When Rowe and her colleagues trained in the program under Douglas Woods, Ph.D., professor of psychology and director of clinical training at Wisconsin-Milwaukee, they learned to index the anxiety in clients and help them work through these issues.
“A significant percentage of our kids are in the above-average range for anxiety compared to their typical peers,” Rowe says. “But at the end of the program, we’re noticing a huge difference with a 90 percent positive response to CBIT and a reduction in their anxiety. That’s been another big success point for us.”
The anxiety led to some rough patches for John.

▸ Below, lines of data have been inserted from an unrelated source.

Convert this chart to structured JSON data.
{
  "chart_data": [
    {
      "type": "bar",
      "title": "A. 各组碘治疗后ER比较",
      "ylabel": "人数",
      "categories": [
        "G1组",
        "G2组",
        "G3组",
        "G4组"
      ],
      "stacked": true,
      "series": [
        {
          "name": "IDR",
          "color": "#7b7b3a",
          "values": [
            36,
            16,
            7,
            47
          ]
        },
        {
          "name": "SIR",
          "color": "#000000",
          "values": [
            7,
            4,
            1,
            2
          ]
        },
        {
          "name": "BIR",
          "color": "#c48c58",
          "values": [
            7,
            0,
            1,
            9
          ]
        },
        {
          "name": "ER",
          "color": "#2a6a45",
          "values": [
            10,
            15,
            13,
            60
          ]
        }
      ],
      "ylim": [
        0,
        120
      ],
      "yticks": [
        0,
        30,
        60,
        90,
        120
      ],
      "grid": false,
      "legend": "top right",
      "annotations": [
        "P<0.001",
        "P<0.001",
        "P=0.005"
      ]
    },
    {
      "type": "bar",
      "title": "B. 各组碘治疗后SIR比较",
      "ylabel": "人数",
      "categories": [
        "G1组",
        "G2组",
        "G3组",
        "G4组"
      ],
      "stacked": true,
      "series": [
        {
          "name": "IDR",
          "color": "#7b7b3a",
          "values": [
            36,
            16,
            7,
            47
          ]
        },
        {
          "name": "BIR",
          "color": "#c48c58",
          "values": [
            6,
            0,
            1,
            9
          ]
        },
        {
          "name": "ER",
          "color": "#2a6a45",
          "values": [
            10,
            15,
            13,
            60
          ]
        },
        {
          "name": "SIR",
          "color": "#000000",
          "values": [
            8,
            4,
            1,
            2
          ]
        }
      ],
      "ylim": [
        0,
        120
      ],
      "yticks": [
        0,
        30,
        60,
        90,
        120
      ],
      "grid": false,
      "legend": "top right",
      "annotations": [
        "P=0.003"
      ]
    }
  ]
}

Cindy specifically remembers an incident at her church. John typically would hang out in the church gym while his mom worked out upstairs. When Cindy came down after a workout one evening, she found John under the stairwell crying.
“He was hiding there because he was so embarrassed about all the jerking he was doing,” Cindy says. “Of course, the stares and questions — what’s wrong with you? — from others did not help.”
John’s therapy with Rowe was a revelation. His parents drove six hours from Little Rock to Birmingham eight times in a 10-week period for the treatment.
John doesn’t like long drives, but he never complained. He would often use that time to practice his exercises and do his schoolwork. Cindy said she and John’s father Roger told him the treatment was going to be hard work, and that it might be frustrating at first. But he was committed to doing what Rowe and colleagues asked him to do.
After the therapy, John had very few tics at all. In fact, he had his tics under control enough that he could perform better than ever on the baseball field — he was selected as the Most Valuable Player of a baseball tournament this past year.
“He was more confident,” Cindy says. “We could go anywhere again without worrying. He looked like a normal kid. We saw him develop the ability to better manage his anxiety by using strategies learned in the clinic. This improved our own stress level. I even use the strategies he learned myself.”